Saturday, July 29, 2006

 

Permanency of Marriage

My wife and I were married fifty-six years ago, on June 13, 1950, in Urbana, Illinois. We were both graduate students with part-time jobs with the University, and we took off some time during lunch break to go to the police magistrate in Urbana for the ceremony. We took with us two friends, also graduate students, to serve as witnesses.

During the years we've had our problems. In 1967 my wife, acting on the advice of a psychiatrist we were then seeing, decided to divorce me. I moved out of our house into an apartment for a few months. In September of that year, my wife got word from my father that my mother had just died. My wife comforted me for the loss, even though she and my mother had never gotten along too well. I went to Michigan for the funeral. Afterward, my wife and I reconciled and I moved back to our house.

We've had other problems. We've quarreled about money and investments. We've fought about things that neither of us can remember. But now, fifty-six years later, we are still together. Our marriage has been a strong, solid institution.

I wonder sometimes if I am somewhat autistic. I've read that autistic people are unable to feel or recognize emotions in others. I find it impossible to understand why some people feel, or at least say, that they are dead-set against "gay marriage" because it represents a threat to their own marriages, the sanctity of the family, and all that stuff. Certainly the experience of recently reading about the performance of gay marriage ceremonies in San Francisco, in Massachusetts, and in many foreign countries has had no effect on our marriage. My wife and I have not recently decided to get a divorce after reading about such ceremonies. What's the threat?

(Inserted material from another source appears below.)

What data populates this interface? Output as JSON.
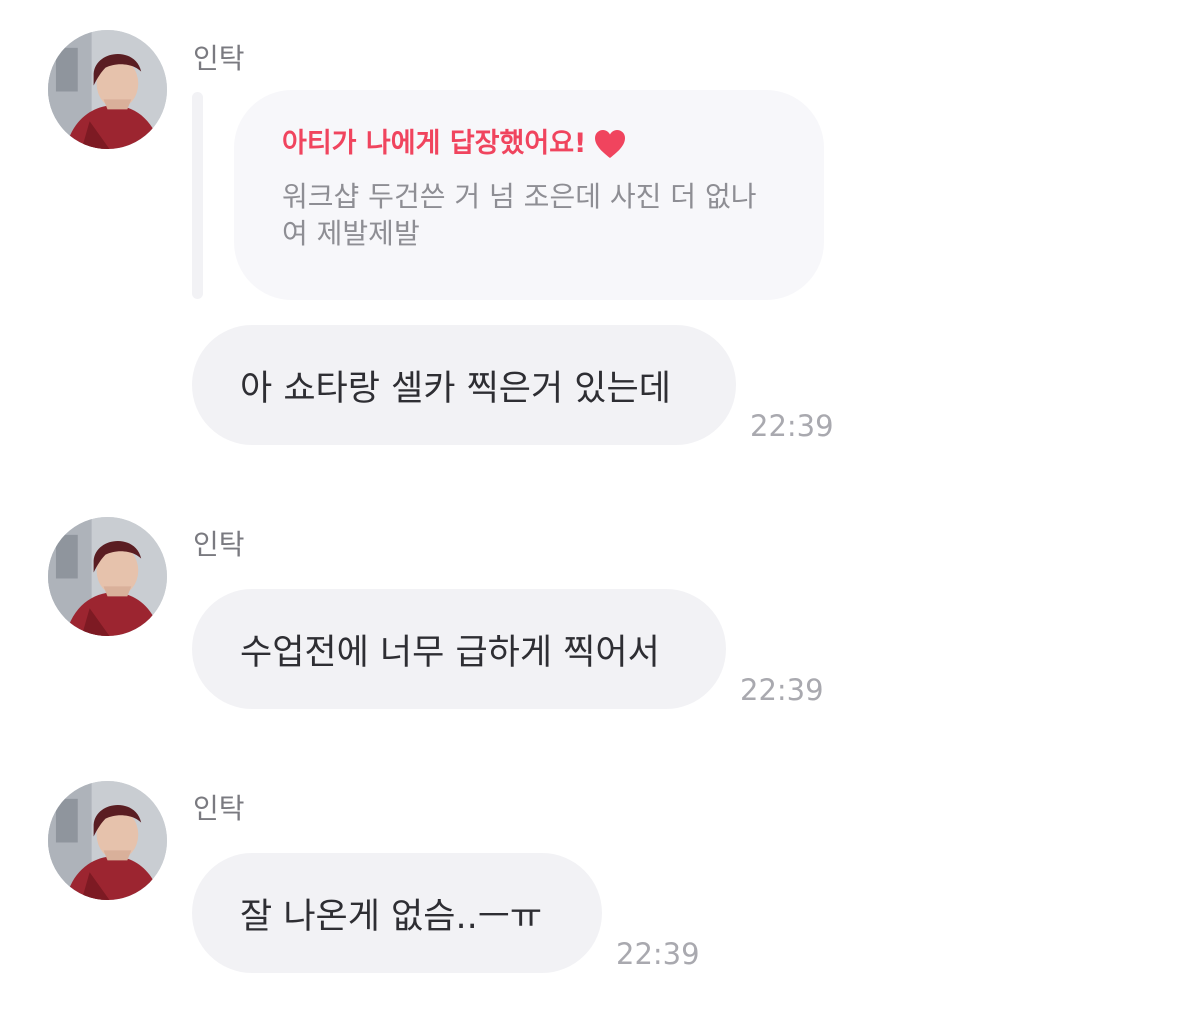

I think I know the answer. To some religious folk, homosexuality itself sets their teeth on edge. It is a terrible sin. People, especially men, who practice homosexual intimacy are really terribly bad and sinful persons. They should be treated by harassment, scorn, persecution, and even stoning to death. Laws banning sodomy and same-sex marriage are just part of this program of persecution.

I think further that these religious folk are puritans. They are opposed to activities that are enjoyable, particularly activities not sanctioned in the Old Testament. They believe that homosexual intimacy is probably very enjoyable and it must be opposed lest they themselves or their children take up such practices. Of course, any kind of sexual intimacy outside of marriage is sinful as well as enjoyable. A woman with an unwanted pregnancy obviously has been enjoying herself in a sinful activity and must be appropriately punished. In some countries (e.g., Nigeria) she can be sentenced to death by stoning. We don't do that in this country. The next best thing is to shame her. Make her give birth to the little bastard she's carrying in her womb. Don't let her escape the public disgrace.

My wife and I are living together quite happily, thank you. Homosexual marriages and abortions don't bother us in the least. We live and let live. Religious fundamentalists, both Christian and Muslim, should adopt that rule of life.